Podcast: "When is it early/When is it late?" in the admissions cycle


Danielle Early and Mike Spivey speak for 30 minutes on application submission timing. And a bit more below from Michigan Law Dean of Admissions Sarah Zearfoss.

Here is Dean Z.:

"Totally agree that before Thanksgiving is “early” in any school’s universe. All law school admissions officers are hitting the bricks from mid-September to mid-November; some offices are structured in a way that allows them to make some decisions despite the travel schedule, but the number of offers are a mere pittance compared to the overall number that will be made. People who don’t have their applications in when they start hearing about early September acceptances might feel dismayed, and worry that by the time they apply, nothing will be left—but that’s not even close to true. In general, I would advise people to try to get their applications in before the 1st of the year, simply because most people apply after that, creating a bottleneck. That means your outcome might be slowed down, which will be anxiety producing, but it doesn’t mean you’ll not get admitted because your application is somehow fatally “late.”

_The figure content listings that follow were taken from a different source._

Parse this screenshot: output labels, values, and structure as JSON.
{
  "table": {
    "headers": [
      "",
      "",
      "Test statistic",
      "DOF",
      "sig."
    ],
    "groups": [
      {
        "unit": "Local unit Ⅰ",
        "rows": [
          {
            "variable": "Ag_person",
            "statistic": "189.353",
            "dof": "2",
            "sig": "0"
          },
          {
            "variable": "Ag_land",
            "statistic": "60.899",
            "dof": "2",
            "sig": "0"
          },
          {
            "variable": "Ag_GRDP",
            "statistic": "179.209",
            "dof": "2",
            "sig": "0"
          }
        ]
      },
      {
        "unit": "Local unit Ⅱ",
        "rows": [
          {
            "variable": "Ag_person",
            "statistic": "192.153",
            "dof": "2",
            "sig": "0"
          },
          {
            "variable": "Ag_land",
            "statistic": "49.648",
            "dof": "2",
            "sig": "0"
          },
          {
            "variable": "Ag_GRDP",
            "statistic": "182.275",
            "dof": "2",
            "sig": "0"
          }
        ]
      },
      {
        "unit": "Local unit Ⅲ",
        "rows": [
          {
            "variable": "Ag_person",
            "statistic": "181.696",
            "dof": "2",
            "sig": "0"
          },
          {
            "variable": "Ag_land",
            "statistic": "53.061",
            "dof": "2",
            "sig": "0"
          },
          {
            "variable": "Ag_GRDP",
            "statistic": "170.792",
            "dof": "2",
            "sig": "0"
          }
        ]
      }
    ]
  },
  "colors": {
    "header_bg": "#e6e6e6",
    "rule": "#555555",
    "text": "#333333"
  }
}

Remember, too, that some schools take a lot of care with their applications. If you want to be judged on factors apart from/in addition to your LSAT and UGPA, then try to have some patience with the fact that those holistic processes are necessarily time intensive.

It’s all good practice for being a lawyer. Judges take a lot of time about issuing their opinions, and seem not to take into account that the lawyer submitted a kick-ass brief and did a stellar oral argument."